CSKA, however, have risked inflaming an emotive issue and seriously damaging relations between the two clubs by expressing their disappointment at the allegations made by Touré and City officials and categorically denying that any racist abuse took place. The Russian club released an extraordinary statement in which Seydou Doumbia, CSKA’s Ivorian striker, accused Touré, an international team-mate, of “clearly exaggerating”.
Touré said he was “furious” after the match and it is a measure of how strongly the former Barcelona midfielder feels about the issue of racism in Russian football that he went as far as to suggest that players would refuse to take part in the World Cup finals in five years’ time, unless the country cleans up its act.

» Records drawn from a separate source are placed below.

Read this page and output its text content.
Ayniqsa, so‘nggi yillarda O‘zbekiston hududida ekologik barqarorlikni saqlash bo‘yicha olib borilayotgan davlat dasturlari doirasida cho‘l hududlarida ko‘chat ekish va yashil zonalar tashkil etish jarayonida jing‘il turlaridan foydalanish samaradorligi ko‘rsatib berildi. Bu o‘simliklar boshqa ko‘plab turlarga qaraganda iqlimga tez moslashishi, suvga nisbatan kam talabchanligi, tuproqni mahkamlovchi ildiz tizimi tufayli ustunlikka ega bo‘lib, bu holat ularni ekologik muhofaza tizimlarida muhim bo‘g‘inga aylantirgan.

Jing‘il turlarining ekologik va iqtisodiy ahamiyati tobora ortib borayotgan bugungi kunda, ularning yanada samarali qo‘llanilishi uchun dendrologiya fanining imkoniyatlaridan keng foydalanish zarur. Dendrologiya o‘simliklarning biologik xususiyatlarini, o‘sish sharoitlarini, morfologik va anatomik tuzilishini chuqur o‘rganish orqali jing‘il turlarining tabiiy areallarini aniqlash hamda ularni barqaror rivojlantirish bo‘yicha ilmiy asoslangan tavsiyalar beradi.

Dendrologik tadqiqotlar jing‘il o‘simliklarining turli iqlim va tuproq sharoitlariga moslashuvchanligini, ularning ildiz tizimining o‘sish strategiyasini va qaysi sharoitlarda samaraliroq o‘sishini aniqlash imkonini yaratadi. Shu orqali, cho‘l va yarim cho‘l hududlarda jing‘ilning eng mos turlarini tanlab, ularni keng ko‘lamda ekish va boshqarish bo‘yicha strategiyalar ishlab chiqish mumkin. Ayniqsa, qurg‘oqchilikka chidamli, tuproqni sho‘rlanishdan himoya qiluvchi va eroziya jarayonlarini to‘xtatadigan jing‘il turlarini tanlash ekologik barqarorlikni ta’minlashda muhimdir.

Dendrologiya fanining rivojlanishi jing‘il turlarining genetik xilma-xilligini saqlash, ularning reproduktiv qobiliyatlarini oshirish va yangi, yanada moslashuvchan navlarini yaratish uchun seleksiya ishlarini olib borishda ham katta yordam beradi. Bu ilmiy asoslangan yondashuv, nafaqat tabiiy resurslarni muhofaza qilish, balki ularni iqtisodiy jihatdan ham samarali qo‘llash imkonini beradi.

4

Asked whether Russia needs to address the problem of racism before they host the World Cup, Touré replied: “Of course they do. It’s very important. Otherwise if we are not confident coming to the World Cup in Russia, we don’t come.” Fifa and Uefa declined to comment on Touré’s remarks.
CSKA, though, have denied wrongdoing. Their statement said: “Having carefully studied the video of the game, we found no racist insults from fans of CSKA. In many occasions, especially during attacks on our goal, fans booed and whistled to put pressure on rival players, but regardless of their race.
“In particular, this happened with Álvaro Negredo and Edin Dzeko. Why the Ivorian midfielder took it as all being directed at him is not clear.”
Doumbia was quoted as saying: “I didn’t hear anything like that (racist abuse)from the CSKA fans. Yes, they’re always noisy in supporting the team, and try to put as much pressure as possible on our opponents, but they wouldn’t ever allow themselves to come out with racist chants. So my Ivory Coast colleague is clearly exaggerating.”
CSKA’s response has gone down particularly badly at City, who have no shortage of witnesses from outside as well as inside the club willing to back up Touré’s allegations. Touré, who was City’s captain in Moscow in the absence of the injured Vincent Kompany, made it clear that it was not a one-off incident on Wednesday night. “It was a few times, when I went into the goal area. I tried to score a goal and missed it, but some fans reacted,” the 30-year-old said. “I know we have the fight against racism, but we are not kids and we have to stop it now. have to react. I want to stop this. It is always the same. I am unhappy because the reaction of the fans was unbelievable.